El sistema electoral venezolano ha implementado una dinámica denominada la paradoja de la minoría ganadora. Este mecanismo ha sido diseñado o adaptado para permitir que una minoría electoral, caracterizada por poseer una alta disciplina organizativa, logre obtener mayorías tanto parlamentarias como ejecutivas. Este fenómeno se ve potenciado principalmente por la abstención de los sectores opositores; cuando las mayorías ciudadanas deciden no votar, la minoría oficialista se transforma automáticamente en una mayoría relativa en las urnas. A esto se suma la ingeniería electoral aplicada al diseño de los circuitos electorales, la cual permite que un porcentaje menor de votos totales se traduzca en un número desproporcionadamente alto de escaños en el legislativo.
Bajo este esquema, el chavismo logró cerrar el ciclo electoral de 2025 consolidando su poder formal en diversas instancias del Estado. Los resultados muestran que el oficialismo controla la gran mayoría de las alcaldías, sumando más de 280 de las 335 existentes. Asimismo, mantiene el control de casi la totalidad de las gobernaciones y ostenta la mayoría calificada en la Asamblea Nacional. Estos avances se producen a pesar de las dudas persistentes sobre la participación ciudadana y de la legitimidad cuestionada tanto por la Plataforma Unitaria como por diversos sectores de la comunidad internacional.
La tesis de que el chavismo se ha convertido en una fuerza minoritaria ganó fuerza tras las elecciones presidenciales de julio de 2024. En aquel proceso, la oposición mayoritaria presentó actas que, según su propio conteo, indicaban que Edmundo González había resultado ganador con una diferencia amplia. Quienes defienden esta postura argumentan que el chavismo ya no goza de la mayoría popular que caracterizó la era de Hugo Chávez, sugiriendo que su permanencia en el poder no se debe al respaldo masivo, sino al control exhaustivo de las instituciones y a la fragmentación de sus adversarios políticos.

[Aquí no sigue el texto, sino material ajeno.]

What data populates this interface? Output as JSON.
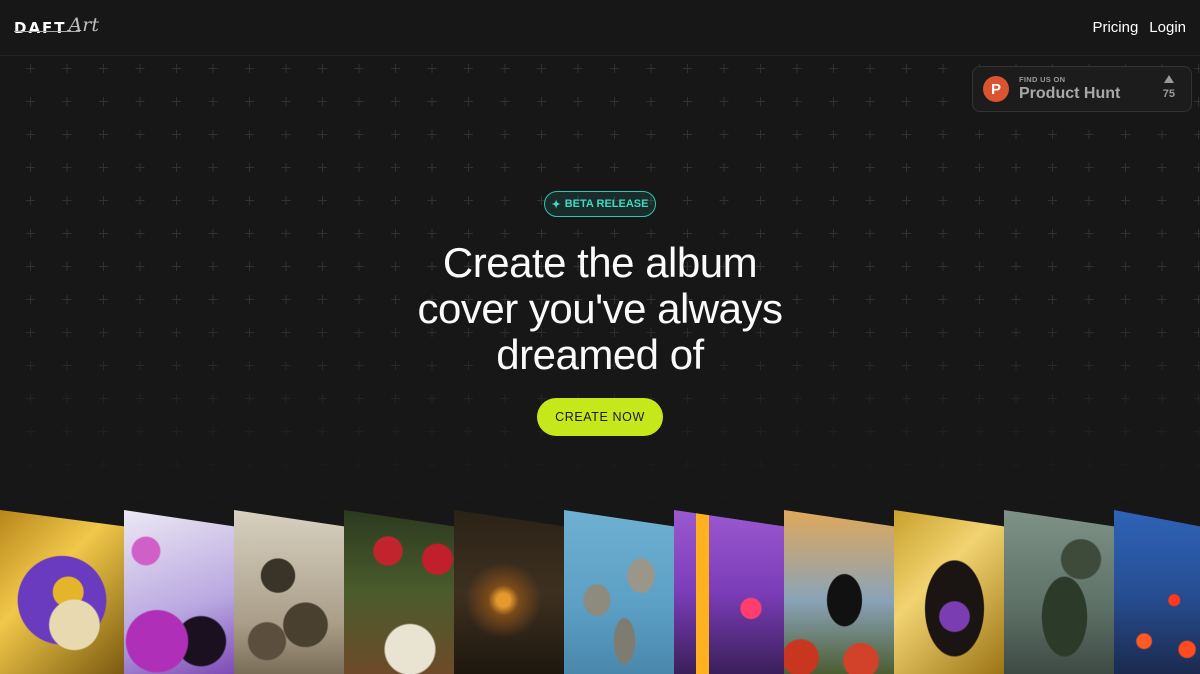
{
  "header": {
    "logo_main": "DAFT",
    "logo_script": "Art",
    "nav": [
      {
        "label": "Pricing"
      },
      {
        "label": "Login"
      }
    ]
  },
  "product_hunt": {
    "small": "FIND US ON",
    "big": "Product Hunt",
    "logo_letter": "P",
    "votes": "75"
  },
  "hero": {
    "badge": "BETA RELEASE",
    "badge_icon": "sparkle-icon",
    "headline_lines": [
      "Create the album",
      "cover you've always",
      "dreamed of"
    ],
    "cta": "CREATE NOW"
  },
  "colors": {
    "background": "#171717",
    "accent_lime": "#c5e81b",
    "accent_teal": "#2cc6b5",
    "product_hunt": "#da552f"
  },
  "covers": [
    {
      "name": "gold-skull-crown"
    },
    {
      "name": "purple-flowers-deer"
    },
    {
      "name": "ink-wash-figures"
    },
    {
      "name": "roses-skull"
    },
    {
      "name": "dark-tunnel-light"
    },
    {
      "name": "flying-dolphins"
    },
    {
      "name": "purple-street"
    },
    {
      "name": "crow-roses"
    },
    {
      "name": "golden-frame-crown"
    },
    {
      "name": "green-spaceship"
    },
    {
      "name": "night-palms-lanterns"
    }
  ]
}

Este escenario se desarrolla en medio de una crisis política y económica profunda que afecta múltiples dimensiones de la vida en Venezuela desde aproximadamente el año 2013. El país ha enfrentado un severo colapso económico definido por una hiperinflación agresiva, la caída de los precios del petróleo —principal fuente de ingresos nacionales— y la implementación de políticas económicas deficientes. Las consecuencias directas han sido una escasez generalizada de medicinas, alimentos y otros bienes esenciales, lo que ha deteriorado gravemente la calidad de vida de la población.
En el ámbito político, la crisis se ha intensificado con la llegada de Delcy Rodríguez al poder y la persistencia de procesos electorales cuestionados. Se han registrado denuncias constantes sobre violaciones a los derechos humanos, represión contra la disidencia y una ausencia generalizada de libertades democráticas. Esta combinación de colapso económico y represión política ha provocado un éxodo masivo de venezolanos, quienes han buscado refugio en otros países de la región y del mundo, consolidando una crisis migratoria de gran escala.

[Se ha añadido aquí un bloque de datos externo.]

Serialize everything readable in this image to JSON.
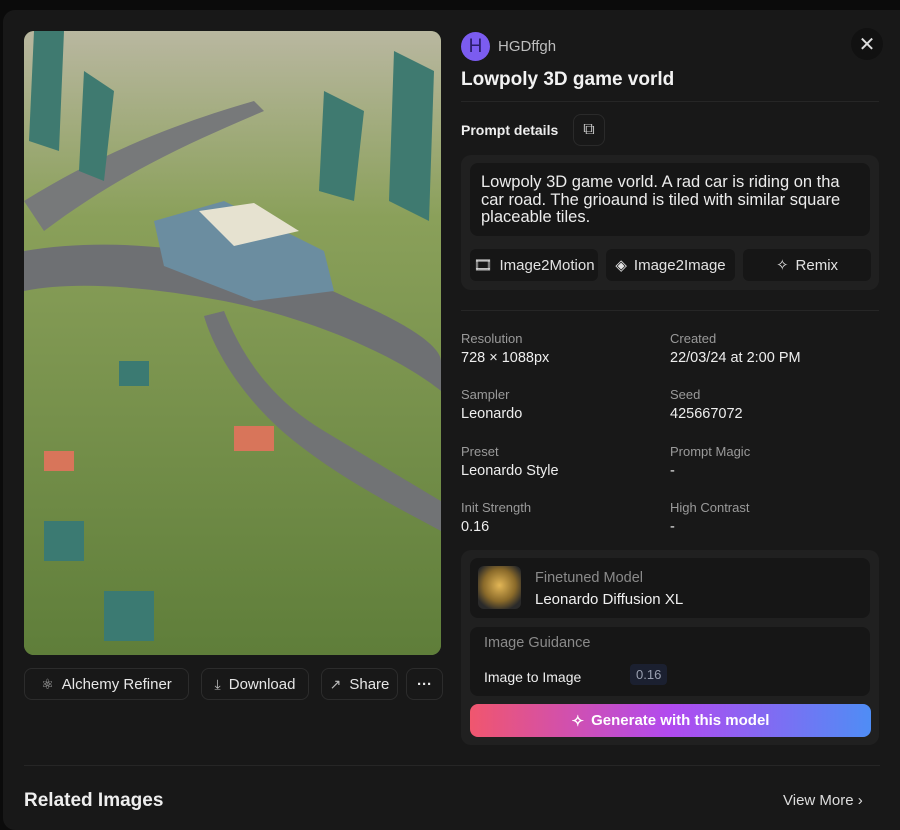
{
  "author": {
    "initial": "H",
    "name": "HGDffgh",
    "avatar_color": "#7b5cf0"
  },
  "title": "Lowpoly 3D game vorld",
  "prompt_section": {
    "label": "Prompt details",
    "text": "Lowpoly 3D game vorld. A rad car is riding on tha car road. The grioaund is tiled with similar square placeable tiles.",
    "buttons": [
      "Image2Motion",
      "Image2Image",
      "Remix"
    ]
  },
  "image_actions": {
    "alchemy": "Alchemy Refiner",
    "download": "Download",
    "share": "Share",
    "more": "···"
  },
  "meta": [
    {
      "label": "Resolution",
      "value": "728 × 1088px"
    },
    {
      "label": "Created",
      "value": "22/03/24 at 2:00 PM"
    },
    {
      "label": "Sampler",
      "value": "Leonardo"
    },
    {
      "label": "Seed",
      "value": "425667072"
    },
    {
      "label": "Preset",
      "value": "Leonardo Style"
    },
    {
      "label": "Prompt Magic",
      "value": "-"
    },
    {
      "label": "Init Strength",
      "value": "0.16"
    },
    {
      "label": "High Contrast",
      "value": "-"
    }
  ],
  "model": {
    "label": "Finetuned Model",
    "name": "Leonardo Diffusion XL"
  },
  "guidance": {
    "label": "Image Guidance",
    "item": "Image to Image",
    "value": "0.16"
  },
  "generate_label": "Generate with this model",
  "related": {
    "title": "Related Images",
    "view_more": "View More"
  }
}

Factores como la escasez de suministros básicos, la crisis económica y la migración masiva han erosionado significativamente la base de apoyo popular del chavismo, ya que resulta complejo sostener un respaldo masivo en un contexto de tales dificultades. Además, la alta abstención electoral ha sido interpretada por diversos sectores como una forma de protesta y una manifestación de la desconfianza ciudadana hacia el sistema electoral y sus irregularidades.
De acuerdo con el análisis de Marcos Hernández López, presidente de Hercon Consultores, existe una brecha entre la simpatía popular y el ejercicio del poder. Mientras que las encuestas y la movilización social sugieren que el apoyo directo al chavismo se ha reducido significativamente, situándolo como una minoría en términos de intención de voto espontánea, su dominio se mantiene mediante el control del aparato estatal y su capacidad de movilización organizada. Por lo tanto, la situación actual no se define por una mayoría democrática pura, sino por una fuerza política que, aunque ha perdido base popular, actúa como la fuerza estratégica y dominante gracias a la validación del Consejo Nacional Electoral y el control efectivo de las instituciones.